Sobre a Morte

Sobre a Morte

Tudo conspira para que pensemos que a morte é natural. E é, mas daí a concordarmos com isso, há uma distância enorme. E não me refiro à morte de pessoas próximas e queridas, tampouco a nossa própria. Essas são naturalmente ainda mais difíceis de encarar. Refiro-me à morte como fenômeno mesmo. Aquilo que é certo, definitivo, ao mesmo tempo imprevisível, inaceitável.

Passamos toda nossa vida lutando contra muitas coisas, tentando nos tornar melhores, mais felizes, mais realizados. E para quê? Para desfrutar um pouco mais desse tempo de luta? Claro é que não temos escolha. Toda essa racionalização de nada adianta, mas não deixa de me intrigar a capacidade do ser humano em agir como se fosse viver para sempre e, ao mesmo tempo, ser consciente do fim que terá.

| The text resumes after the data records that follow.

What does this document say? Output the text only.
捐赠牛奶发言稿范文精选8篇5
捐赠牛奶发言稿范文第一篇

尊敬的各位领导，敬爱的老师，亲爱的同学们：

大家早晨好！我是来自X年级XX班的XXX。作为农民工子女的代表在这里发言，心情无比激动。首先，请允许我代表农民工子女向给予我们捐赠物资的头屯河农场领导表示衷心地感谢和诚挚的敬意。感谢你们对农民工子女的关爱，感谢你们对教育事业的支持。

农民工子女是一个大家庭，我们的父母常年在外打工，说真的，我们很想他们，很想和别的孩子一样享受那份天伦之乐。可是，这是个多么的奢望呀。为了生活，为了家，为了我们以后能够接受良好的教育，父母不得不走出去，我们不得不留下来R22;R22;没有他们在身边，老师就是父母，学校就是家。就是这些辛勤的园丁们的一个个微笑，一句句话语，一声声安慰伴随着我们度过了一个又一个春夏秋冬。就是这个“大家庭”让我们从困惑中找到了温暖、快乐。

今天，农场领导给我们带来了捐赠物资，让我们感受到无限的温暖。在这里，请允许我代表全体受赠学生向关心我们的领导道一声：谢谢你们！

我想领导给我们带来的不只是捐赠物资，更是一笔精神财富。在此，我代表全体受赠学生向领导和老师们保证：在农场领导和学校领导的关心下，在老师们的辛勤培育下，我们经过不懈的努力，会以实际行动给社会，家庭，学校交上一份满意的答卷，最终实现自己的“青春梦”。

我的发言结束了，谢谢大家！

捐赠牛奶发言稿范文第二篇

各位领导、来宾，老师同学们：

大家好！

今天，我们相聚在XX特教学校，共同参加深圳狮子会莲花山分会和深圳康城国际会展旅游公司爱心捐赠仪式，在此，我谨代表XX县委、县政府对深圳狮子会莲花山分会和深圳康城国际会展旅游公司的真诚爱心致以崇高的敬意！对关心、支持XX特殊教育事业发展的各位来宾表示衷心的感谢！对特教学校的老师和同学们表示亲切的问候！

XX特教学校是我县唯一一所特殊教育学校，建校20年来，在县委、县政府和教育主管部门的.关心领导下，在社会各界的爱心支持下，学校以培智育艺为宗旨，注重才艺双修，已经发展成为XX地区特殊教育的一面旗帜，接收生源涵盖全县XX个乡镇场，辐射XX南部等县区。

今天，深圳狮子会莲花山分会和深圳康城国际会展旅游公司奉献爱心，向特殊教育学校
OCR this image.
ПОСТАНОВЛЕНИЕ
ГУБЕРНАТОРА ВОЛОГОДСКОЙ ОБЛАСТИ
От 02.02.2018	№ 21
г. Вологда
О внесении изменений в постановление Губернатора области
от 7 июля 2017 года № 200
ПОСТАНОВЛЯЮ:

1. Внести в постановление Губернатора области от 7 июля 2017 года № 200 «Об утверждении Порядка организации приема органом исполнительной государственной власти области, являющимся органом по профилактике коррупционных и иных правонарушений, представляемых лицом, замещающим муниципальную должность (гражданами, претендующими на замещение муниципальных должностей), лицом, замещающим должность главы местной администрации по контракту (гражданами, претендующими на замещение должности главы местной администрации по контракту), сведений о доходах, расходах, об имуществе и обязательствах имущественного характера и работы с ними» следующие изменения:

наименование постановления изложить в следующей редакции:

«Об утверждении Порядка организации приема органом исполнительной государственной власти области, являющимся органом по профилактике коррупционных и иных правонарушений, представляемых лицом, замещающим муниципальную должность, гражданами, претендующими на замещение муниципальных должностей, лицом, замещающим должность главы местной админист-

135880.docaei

Não estou defendendo qualquer outro tipo de comportamento, todo esse questionamento só me faz admirar mais o ser humano. Evidentemente as religiões têm papel determinante nessa questão; tentam dar um sentido à nossa finitude, ao menos por aqui. A maioria nos faz crer que nossa existência serve a algo ou alguém que não nós mesmos. Se somos bons ou maus, bonitos ou feios, doentes ou sãos, seja como for, servimos a alguma missão em que outros serão beneficiados – ou que seja só para louvar um deus, não importa. Ninguém, portanto, vive sem um propósito, ainda que seja para mostrar um certo lado obscuro ou ruim; afinal, não existe bem sem mal, amor sem ódio, paz sem guerra. Porém, se conseguíssemos desconsiderar as religiões e tudo que acarreta delas por um momento, será que, para um indivíduo, a morte faz sentido?

Trata-se de questão complexa e antiga, e tantos filósofos já trataram dela, quem sou eu para escrever sobre isso? Aliás, quem sou eu? É uma questão que tem muito a ver com essa história. Nos definir ajuda muito a pensar sobre nossa existência. Mas como nos definir sem nos confrontar com valores pré-estabelecidos? Como não pensar em nós mesmos como membros de uma sociedade organizada?

Sem mais rodeios, é sobre a morte que gostaria de refletir. Que sentido faz viver a caminho do fim? É por isso que buscamos sempre o prazer, seja no alimento, no sexo, na imagem refletida no espelho, na paisagem, na felicidade alheia? E o que tem a ver prazer com felicidade? Tudo? Nada?

Imagino que a questão da morte fica mais presente às pessoas que envelhecem. É natural. Mais do que a certeza do fim mais próximo, é a consciência de tudo o que não foi realizado – e dificilmente o será – que causa angústia nessa hora. Não as viagens ou compras ou posições sociais, mas a sua transformação no ser humano idealizado desde o nascimento.

Quem – e não o que – você quer ser quando crescer? Talvez essa seja a pergunta a ser feita às crianças. Sem poder respondê-la, seria interessante que a guardassem para fazê-lo na velhice, mas no pretérito: Quem você queria ser quando crescesse? Ou ainda, Quem você deixou de ser? Quem você não conseguiu ser? E mais: O que o impediu de ser quem você gostaria de ser?

E por que não nos aceitar como indivíduos únicos (que redundância!) assim como aceitamos a morte? Queremos nos tornar melhores – seja o que for que isso significa – para quê? Para contribuir para a sociedade, para fazer os outros felizes, bla, bla, bla....? E quanto a mim? Seria melhor para mim que me aceitasse como tal, sem querer mudar?

É verdade que as mudanças nem sempre são tão conscientes assim. Não mudamos por altruísmo; mudamos por que fomos forçados de alguma maneira. O retorno de nossas ações guiam nossas mudanças. Se somos bem-recebidos, reforçamos nossas atitudes; caso contrário, assimilamos o troco e tentamos mudar. Outra questão que se coloca é: até que ponto conseguimos mudar? Mudamos mesmo ou tudo ocorre apenas na superfície? Espertos, sabemos exatamente como devemos agir em cada situação, e tudo tem a ver com o que queremos de volta. Então precisamos mesmo mudar ou basta simular? E o que tudo isso tem a ver com a morte? Em que medida minha definição ajuda a aceitação do fim? Aceitar plenamente a morte transforma nossa ideia de vida, nossa autoimagem e autoaceitação?

Sem resposta para qualquer dessas perguntas, a mim parece que a aceitação plena e verdadeira da morte tiraria toda a graça da vida.